Thank you for taking the time to do such a thorough analysis. I'm a bit baffled by the behavior you are experiencing, and have no good answer for you, except: although there are obviously performance differences between lifestyles, you shouldn't expect such bizarre difference when applying a hybrid lifestyle. This behavior certainly conflicts with Simple Injector's design principles which state Simple Injector should be fast by default.
I need to investigate this issue further before I'm able to state anything useful. Unfortunately, I'm the coming month will be quite busy for me, so I'm unsure whether I have the time to dive into this in a timely manner.

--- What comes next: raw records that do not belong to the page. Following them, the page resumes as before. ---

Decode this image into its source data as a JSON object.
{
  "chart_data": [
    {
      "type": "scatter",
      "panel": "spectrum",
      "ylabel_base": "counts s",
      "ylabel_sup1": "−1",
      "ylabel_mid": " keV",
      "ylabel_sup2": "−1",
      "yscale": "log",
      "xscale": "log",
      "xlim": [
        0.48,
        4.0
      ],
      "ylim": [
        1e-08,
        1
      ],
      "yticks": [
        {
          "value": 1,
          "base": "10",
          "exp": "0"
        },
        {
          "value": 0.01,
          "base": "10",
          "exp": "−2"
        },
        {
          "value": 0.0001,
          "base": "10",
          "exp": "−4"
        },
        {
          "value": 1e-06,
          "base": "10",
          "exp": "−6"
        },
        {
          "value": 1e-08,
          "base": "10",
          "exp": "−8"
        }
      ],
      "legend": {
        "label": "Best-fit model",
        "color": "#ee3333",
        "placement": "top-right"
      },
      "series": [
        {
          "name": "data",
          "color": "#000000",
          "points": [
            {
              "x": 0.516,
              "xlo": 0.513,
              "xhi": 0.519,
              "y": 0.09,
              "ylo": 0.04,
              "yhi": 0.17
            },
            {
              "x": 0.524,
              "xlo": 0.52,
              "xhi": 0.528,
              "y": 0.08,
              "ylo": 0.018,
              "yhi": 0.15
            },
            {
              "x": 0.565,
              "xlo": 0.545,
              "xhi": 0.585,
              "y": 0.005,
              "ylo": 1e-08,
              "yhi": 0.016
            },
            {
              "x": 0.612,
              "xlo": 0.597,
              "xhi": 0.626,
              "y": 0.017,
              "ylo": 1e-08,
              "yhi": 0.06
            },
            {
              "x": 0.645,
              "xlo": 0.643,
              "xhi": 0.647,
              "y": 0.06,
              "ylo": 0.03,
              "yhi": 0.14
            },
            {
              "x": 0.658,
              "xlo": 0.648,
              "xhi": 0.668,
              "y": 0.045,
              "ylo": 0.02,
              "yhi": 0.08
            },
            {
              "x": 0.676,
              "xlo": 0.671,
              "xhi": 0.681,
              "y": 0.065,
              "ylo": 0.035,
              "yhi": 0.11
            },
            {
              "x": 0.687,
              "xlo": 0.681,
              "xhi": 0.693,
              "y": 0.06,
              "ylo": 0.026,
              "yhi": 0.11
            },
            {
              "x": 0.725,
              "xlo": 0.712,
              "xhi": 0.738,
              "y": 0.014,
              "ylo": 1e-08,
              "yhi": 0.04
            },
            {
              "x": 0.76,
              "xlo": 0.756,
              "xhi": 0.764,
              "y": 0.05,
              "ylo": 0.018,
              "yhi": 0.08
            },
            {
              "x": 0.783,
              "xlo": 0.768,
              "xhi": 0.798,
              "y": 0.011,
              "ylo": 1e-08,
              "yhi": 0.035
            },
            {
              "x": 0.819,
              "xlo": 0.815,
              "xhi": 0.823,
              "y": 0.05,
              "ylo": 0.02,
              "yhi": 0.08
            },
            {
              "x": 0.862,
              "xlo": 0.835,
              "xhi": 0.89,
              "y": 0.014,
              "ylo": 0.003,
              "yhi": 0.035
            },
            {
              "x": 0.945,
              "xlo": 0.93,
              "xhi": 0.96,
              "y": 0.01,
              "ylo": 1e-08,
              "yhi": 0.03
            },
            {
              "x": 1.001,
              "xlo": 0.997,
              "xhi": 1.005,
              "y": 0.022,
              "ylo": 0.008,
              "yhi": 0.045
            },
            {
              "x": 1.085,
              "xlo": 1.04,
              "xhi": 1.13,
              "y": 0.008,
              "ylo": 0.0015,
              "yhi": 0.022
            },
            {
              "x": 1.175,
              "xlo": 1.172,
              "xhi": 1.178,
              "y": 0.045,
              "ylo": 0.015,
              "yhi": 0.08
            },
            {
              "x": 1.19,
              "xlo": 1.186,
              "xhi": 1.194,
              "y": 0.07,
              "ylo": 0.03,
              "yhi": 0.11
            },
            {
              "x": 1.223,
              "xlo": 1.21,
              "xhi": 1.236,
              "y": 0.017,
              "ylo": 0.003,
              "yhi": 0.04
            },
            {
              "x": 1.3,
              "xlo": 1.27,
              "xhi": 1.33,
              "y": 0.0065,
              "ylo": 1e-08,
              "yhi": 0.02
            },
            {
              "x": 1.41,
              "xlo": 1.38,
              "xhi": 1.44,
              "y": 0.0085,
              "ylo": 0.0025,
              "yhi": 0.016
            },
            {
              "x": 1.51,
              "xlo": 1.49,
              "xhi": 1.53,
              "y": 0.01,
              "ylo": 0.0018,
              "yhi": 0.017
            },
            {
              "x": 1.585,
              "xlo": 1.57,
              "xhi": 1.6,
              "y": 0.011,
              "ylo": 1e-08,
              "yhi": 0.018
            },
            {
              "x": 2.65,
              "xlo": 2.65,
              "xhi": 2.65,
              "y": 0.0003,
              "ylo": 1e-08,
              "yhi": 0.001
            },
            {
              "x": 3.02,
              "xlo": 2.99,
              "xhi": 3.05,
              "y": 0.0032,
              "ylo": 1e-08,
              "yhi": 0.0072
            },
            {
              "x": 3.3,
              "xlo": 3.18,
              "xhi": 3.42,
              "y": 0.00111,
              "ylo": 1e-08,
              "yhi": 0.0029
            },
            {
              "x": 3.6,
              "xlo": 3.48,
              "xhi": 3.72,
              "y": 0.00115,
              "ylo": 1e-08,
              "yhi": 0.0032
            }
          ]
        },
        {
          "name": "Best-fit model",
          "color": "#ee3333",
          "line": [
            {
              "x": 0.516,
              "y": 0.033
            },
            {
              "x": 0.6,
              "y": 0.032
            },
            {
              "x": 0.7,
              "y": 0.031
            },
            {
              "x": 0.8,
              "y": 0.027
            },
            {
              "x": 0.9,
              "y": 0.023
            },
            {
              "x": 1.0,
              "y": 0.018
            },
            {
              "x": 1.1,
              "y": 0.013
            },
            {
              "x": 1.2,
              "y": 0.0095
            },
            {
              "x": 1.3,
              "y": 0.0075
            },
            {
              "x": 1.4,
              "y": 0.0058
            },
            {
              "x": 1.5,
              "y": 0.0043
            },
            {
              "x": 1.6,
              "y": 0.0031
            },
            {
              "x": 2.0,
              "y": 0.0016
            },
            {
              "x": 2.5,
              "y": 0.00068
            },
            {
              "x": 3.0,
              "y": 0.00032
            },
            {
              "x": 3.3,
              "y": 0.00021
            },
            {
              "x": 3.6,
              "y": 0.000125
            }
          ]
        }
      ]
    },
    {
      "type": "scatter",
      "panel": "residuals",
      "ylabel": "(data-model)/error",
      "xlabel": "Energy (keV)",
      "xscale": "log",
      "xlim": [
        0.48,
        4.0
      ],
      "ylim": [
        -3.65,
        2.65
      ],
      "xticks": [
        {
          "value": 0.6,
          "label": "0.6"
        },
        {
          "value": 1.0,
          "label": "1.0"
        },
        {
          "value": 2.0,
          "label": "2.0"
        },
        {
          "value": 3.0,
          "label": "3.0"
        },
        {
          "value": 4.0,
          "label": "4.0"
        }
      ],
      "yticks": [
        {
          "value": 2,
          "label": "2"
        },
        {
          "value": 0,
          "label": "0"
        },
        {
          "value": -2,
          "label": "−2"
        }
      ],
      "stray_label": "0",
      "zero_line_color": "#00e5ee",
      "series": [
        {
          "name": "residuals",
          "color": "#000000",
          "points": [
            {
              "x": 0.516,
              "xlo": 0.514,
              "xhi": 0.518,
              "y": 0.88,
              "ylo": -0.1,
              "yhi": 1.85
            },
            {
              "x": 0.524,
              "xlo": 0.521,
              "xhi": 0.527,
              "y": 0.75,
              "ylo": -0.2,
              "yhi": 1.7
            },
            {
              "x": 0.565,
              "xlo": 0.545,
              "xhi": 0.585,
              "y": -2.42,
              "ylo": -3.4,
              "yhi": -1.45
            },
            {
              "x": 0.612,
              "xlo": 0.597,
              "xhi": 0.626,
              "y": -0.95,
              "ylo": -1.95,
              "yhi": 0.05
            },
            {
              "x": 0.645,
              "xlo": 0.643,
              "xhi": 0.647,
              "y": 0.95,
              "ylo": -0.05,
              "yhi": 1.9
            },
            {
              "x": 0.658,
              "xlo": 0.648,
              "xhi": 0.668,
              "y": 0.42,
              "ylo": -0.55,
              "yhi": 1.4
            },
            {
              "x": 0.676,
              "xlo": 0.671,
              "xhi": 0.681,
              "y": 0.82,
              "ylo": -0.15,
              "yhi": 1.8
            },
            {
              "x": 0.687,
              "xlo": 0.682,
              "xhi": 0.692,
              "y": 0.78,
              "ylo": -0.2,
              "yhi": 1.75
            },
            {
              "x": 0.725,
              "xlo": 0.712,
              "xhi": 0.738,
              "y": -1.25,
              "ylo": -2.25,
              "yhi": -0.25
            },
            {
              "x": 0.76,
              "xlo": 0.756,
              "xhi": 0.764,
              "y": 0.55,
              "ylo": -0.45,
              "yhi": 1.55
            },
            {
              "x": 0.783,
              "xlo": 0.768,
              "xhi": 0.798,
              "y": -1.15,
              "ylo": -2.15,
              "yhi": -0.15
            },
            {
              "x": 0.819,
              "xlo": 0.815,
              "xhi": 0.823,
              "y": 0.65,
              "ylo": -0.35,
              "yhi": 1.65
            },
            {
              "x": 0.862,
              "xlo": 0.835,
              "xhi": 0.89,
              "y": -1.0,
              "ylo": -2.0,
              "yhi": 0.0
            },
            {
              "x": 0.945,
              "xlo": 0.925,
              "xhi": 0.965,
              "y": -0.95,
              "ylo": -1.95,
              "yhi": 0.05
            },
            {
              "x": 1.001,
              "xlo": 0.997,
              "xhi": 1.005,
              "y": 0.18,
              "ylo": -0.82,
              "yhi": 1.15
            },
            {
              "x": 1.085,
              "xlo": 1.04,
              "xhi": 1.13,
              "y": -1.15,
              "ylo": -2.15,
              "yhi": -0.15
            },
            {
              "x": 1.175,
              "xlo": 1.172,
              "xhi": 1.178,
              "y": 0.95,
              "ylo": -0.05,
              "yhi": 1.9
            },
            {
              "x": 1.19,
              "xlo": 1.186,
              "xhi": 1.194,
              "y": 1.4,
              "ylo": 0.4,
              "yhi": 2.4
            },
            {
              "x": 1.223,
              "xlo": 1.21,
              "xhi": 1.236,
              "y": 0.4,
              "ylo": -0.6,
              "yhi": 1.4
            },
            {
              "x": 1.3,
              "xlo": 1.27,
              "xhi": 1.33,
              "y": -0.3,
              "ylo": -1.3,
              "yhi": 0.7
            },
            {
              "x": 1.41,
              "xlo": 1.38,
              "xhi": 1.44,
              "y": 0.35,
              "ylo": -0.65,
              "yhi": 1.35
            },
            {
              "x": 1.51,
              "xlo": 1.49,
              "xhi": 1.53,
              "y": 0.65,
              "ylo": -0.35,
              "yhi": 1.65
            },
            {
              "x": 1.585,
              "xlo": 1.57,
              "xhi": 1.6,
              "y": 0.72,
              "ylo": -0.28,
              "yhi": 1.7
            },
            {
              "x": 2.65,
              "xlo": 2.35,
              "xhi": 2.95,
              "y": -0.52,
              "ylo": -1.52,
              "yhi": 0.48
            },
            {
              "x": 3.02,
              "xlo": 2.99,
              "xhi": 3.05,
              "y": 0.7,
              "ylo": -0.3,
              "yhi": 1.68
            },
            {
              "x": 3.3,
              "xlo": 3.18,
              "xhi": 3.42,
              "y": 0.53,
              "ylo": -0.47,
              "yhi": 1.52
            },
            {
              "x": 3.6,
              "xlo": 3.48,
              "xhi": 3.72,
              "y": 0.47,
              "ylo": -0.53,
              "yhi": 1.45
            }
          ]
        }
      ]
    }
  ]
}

For the mean time, here are some ideas:
- Move the verification to an integration test. This way application can start up quickly, while you keep the advantage of having your object graphs verified.
- Don't use hybrid lifestyles. They are kind of a legacy feature that might be removed from a future release. They exist primarily to allow one single container instance to run in different contexts (such as both a ASP.NET (classic) Web API and MVC, which both used different scoping). In recent years,
AsyncScopedLifestylebecame the default scoped lifestyle, which removes the need to create a hybrid lifestyle for different scoping types. In general, using a hybrid lifestyle with a scope and transient can be dangerous, because when a component contains state, resolving it as transient can break your application when multiple instances exist within the same logical operation. Instead of creating components as transient in the absence of a scope, a better solution is to ensure the existence of a scope in all cases.
Will it be of any value to you if I created a repro-case? I can probably recreate a similar dependency-graph. I would believe it needs to be of similar complexity to reproduce similar behaviour.
That would certainly be very helpful.